Mention must be made of the global warming primer provided in one of the chapters of the book. Maintaining the conversational tone which marks much of the book Bradley leads the reader through an admirably clear and logical traverse of the central findings of the science. His account of the warming globe includes explanations of how carefully the instrumental data from the last 150 years has been collected and given appropriate weight, an enterprise he was engaged with in one of his early research projects. He explains the part played by the trace greenhouse gases in producing the warming and highlights the threatening speed with which the changes are occurring.
Tackling the problem is already daunting. If we get to 450 parts per million of carbon dioxide in the atmosphere and were then to stop altogether it would still take a thousand years for the level to return naturally to 350 ppm.
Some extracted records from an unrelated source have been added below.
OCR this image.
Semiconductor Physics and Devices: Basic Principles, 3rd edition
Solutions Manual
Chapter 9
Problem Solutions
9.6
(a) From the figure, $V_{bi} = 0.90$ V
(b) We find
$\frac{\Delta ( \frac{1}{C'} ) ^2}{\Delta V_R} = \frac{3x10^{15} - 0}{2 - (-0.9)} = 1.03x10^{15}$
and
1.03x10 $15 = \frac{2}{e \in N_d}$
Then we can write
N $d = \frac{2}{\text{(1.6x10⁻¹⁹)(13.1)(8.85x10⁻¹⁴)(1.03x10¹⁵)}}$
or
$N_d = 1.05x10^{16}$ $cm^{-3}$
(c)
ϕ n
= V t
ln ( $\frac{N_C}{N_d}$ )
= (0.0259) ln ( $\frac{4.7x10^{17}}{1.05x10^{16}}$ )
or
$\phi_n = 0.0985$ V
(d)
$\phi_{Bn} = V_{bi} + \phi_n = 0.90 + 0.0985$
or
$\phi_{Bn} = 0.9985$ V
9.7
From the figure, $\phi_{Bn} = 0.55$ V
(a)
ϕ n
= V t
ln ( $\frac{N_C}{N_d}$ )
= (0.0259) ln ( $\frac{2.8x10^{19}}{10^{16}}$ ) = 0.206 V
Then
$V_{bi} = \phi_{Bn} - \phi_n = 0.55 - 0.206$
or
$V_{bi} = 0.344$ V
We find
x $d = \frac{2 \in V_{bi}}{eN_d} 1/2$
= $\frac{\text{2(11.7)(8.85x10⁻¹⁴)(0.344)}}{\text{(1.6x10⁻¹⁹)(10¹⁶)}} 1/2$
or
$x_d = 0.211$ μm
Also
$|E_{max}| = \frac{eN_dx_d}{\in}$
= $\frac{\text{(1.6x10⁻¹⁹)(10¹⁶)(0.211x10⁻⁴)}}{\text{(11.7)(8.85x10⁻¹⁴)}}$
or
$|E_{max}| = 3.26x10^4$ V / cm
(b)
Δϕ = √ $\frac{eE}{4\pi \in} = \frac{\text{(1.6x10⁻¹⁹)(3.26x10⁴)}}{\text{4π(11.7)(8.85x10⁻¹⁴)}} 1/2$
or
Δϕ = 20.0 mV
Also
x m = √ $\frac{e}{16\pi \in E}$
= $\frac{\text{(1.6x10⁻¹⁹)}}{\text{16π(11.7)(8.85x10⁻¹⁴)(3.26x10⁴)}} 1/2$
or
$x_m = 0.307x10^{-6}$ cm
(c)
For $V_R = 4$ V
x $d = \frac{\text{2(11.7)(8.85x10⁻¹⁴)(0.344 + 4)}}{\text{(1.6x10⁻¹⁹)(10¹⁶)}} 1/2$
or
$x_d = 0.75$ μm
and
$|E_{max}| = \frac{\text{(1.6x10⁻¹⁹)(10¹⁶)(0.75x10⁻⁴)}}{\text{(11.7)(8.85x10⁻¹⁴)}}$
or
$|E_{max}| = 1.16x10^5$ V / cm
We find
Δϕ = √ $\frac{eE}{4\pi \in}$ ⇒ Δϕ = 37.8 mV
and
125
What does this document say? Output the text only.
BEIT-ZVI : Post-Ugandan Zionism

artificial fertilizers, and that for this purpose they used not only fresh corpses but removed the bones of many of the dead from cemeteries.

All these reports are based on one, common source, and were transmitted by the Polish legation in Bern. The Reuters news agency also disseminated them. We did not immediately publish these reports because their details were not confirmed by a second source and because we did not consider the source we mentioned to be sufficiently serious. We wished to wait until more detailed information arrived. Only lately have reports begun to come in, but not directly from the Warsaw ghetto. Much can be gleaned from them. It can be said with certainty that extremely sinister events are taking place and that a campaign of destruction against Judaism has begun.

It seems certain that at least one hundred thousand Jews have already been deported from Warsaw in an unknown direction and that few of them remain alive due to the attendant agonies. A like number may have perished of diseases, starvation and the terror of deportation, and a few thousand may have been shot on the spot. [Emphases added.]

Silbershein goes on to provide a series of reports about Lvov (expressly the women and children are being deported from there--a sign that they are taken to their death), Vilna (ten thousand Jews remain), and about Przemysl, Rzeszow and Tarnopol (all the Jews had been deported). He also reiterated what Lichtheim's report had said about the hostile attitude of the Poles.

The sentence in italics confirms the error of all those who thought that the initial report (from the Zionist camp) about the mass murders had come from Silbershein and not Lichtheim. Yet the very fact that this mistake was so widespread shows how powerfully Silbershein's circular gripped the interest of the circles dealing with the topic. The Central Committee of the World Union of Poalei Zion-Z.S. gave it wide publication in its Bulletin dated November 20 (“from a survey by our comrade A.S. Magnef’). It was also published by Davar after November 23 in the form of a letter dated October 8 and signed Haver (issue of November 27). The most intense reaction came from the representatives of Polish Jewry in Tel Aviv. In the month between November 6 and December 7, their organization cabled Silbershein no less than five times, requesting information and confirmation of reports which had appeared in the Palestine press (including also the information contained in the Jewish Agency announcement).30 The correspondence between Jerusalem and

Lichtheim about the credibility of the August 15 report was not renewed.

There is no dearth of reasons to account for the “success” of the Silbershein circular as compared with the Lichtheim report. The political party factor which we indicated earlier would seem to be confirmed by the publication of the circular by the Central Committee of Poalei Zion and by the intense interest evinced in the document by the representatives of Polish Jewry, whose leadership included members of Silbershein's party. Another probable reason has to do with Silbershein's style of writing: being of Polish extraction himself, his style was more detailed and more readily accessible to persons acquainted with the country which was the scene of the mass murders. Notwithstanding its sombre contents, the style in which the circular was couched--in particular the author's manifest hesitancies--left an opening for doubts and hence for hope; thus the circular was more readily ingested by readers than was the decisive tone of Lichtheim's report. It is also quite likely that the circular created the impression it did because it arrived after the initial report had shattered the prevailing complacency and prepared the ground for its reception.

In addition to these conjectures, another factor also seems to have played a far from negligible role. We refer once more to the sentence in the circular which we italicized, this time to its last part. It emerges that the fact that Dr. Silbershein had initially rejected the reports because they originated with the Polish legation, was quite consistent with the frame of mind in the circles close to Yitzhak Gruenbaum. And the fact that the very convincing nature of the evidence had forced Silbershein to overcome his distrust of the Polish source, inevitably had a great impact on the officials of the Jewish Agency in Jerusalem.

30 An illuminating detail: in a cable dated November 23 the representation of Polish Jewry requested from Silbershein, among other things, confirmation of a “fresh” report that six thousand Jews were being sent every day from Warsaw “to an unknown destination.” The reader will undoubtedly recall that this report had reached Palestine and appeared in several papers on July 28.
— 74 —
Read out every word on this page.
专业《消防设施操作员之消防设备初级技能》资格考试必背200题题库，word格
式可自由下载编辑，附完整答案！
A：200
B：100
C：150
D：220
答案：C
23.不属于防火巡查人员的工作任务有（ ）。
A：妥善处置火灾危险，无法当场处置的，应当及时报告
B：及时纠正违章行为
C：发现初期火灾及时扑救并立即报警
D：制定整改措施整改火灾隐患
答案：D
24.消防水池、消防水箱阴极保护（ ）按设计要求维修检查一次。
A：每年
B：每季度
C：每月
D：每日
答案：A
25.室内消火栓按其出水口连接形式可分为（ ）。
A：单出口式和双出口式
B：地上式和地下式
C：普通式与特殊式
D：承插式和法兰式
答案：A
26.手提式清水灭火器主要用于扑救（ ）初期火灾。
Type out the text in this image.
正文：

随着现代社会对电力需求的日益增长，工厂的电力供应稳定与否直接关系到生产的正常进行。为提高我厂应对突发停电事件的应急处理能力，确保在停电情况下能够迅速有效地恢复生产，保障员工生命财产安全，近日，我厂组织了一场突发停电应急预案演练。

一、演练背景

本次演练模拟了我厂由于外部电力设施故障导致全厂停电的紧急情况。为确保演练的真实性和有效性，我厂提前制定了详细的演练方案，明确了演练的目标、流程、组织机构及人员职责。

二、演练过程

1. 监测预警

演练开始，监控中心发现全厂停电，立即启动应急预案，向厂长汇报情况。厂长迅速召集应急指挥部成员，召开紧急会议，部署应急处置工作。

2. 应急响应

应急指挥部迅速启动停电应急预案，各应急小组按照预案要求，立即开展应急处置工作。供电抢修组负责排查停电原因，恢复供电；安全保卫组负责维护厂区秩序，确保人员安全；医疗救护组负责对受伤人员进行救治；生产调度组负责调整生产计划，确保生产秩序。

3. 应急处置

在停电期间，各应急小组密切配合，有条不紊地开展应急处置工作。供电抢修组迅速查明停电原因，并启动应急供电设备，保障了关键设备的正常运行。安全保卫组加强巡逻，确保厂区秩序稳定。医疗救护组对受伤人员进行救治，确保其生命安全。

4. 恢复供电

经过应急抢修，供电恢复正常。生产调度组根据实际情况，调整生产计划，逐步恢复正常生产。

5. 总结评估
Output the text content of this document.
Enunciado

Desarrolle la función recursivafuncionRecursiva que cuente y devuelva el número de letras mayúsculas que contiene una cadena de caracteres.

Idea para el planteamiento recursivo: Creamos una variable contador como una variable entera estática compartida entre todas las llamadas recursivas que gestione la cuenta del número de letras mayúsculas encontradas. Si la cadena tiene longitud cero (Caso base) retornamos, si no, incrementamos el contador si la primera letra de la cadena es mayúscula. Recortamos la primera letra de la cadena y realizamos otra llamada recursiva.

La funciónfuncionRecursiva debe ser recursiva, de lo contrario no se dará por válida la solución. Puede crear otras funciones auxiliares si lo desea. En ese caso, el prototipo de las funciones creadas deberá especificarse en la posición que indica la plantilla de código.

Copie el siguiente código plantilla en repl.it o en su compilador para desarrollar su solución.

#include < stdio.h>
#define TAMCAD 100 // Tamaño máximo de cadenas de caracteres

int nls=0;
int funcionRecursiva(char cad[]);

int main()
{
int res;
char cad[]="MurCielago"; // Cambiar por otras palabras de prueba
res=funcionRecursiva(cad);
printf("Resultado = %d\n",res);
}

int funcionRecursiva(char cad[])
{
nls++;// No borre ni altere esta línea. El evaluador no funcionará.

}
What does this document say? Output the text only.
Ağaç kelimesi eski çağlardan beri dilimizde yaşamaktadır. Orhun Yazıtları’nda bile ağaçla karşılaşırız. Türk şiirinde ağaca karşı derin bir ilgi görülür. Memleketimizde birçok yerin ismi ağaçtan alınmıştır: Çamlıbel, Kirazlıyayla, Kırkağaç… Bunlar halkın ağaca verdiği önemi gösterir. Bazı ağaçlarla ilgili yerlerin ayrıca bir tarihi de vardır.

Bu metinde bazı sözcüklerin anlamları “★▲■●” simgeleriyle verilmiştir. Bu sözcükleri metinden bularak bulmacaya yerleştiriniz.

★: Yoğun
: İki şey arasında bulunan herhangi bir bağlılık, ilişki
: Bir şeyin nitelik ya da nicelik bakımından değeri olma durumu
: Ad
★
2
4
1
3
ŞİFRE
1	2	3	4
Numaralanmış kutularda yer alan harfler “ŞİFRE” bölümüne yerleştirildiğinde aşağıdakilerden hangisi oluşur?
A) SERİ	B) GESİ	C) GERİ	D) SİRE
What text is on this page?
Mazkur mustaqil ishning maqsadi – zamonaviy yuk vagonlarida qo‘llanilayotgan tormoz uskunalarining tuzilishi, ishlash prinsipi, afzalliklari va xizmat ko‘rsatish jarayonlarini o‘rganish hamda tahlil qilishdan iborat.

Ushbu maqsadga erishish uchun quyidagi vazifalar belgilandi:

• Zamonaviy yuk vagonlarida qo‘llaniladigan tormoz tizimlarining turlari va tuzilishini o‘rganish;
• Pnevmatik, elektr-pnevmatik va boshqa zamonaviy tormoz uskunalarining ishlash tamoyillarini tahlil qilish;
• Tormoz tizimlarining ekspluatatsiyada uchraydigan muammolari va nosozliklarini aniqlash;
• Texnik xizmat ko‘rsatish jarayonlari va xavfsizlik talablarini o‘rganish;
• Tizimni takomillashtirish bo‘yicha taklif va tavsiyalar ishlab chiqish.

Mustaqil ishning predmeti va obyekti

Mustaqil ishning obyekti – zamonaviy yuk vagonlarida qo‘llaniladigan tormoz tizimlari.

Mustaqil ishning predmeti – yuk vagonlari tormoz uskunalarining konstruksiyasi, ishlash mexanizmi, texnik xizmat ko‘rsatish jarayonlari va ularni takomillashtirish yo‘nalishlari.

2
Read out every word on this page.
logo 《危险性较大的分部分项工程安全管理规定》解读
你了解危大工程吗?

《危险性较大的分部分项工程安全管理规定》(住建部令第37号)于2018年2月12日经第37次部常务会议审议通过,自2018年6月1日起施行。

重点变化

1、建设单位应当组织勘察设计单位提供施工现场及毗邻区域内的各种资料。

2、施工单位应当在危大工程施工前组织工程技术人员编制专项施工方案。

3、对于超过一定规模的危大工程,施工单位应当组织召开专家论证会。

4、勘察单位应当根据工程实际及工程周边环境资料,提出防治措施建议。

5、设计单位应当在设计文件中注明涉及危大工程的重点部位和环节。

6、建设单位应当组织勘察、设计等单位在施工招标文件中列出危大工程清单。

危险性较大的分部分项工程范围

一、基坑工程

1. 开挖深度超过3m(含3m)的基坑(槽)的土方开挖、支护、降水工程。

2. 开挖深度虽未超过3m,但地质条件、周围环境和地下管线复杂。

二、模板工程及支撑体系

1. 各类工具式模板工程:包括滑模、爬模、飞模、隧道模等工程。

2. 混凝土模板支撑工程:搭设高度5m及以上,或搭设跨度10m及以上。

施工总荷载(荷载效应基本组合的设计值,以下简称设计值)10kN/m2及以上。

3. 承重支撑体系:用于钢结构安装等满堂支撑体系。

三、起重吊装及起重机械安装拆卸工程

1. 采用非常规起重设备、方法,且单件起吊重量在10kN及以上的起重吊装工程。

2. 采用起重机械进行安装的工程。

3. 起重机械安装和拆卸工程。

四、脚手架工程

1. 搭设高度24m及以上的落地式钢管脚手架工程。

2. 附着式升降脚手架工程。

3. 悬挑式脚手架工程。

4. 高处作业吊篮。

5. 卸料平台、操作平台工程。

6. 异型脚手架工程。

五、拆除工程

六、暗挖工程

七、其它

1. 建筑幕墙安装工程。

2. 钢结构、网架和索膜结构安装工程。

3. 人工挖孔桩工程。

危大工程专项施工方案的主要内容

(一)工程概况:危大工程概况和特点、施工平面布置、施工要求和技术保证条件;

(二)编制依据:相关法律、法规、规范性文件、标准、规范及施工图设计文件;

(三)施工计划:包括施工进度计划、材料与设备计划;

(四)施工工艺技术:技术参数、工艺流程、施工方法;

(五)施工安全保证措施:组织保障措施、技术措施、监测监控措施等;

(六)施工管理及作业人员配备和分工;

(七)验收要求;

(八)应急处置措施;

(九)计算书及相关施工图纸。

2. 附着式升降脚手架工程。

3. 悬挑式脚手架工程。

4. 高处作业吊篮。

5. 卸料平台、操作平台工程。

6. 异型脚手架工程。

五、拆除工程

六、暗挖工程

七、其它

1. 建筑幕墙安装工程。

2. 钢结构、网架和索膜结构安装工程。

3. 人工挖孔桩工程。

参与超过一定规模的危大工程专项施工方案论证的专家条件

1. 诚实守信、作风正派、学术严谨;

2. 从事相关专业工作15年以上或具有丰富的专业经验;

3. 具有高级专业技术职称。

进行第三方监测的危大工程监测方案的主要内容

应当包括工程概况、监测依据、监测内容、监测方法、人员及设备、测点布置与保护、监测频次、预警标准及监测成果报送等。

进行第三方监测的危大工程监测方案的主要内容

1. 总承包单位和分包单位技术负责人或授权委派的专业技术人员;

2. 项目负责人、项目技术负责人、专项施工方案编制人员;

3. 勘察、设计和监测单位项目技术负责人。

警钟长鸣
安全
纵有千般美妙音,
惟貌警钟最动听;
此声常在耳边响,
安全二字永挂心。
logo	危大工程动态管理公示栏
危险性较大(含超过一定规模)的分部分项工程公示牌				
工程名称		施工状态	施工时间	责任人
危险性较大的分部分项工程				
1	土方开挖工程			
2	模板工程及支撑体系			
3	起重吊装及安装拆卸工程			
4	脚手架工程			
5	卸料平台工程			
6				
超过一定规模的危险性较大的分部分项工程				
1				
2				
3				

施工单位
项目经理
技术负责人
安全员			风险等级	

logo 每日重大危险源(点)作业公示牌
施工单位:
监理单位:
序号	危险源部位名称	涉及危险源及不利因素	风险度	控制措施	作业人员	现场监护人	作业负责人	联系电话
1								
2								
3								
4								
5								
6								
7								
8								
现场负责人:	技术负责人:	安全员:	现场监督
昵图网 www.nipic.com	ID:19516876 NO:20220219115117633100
Bradley acknowledges the inadequacies of the Kyoto Protocol but still sees it as critically important because for the first time the greenhouse gas problem was universally acknowledged and it set most nations of the world on the path to emissions reduction. He finds some reason for hope on the grounds that we are moving, however laboriously, in the right direction.
The doubt merchants still do everything they can to stop the needed actions. Bradley surveys some of the campaigns they have mounted and continue to pursue. Climategate was one of the worst, and the hounding of Phil Jones appalling.
“Phil is a great guy, as honest as the day is long, and his research has always been careful, thoughtful and significant. The notion that he would purposely manipulate data to deceive anybody is completely ludicrous.”
Bradley’s book is a valuable insight into the harrying that many climate scientists have had to endure over the past two decades. It lets us see what it is like to be on the receiving end of political intimidation and ranting deniers in the media and the blogosphere. These scientists, who have simply gone about their work as they should, have been reviled and threatened, sometimes at high levels of government. Powerful vested interests have gone to war against the science which reveals the dangers threatening humankind. Bradley uses the word malevolent only once, and evil not at all, but both words came to my mind frequently.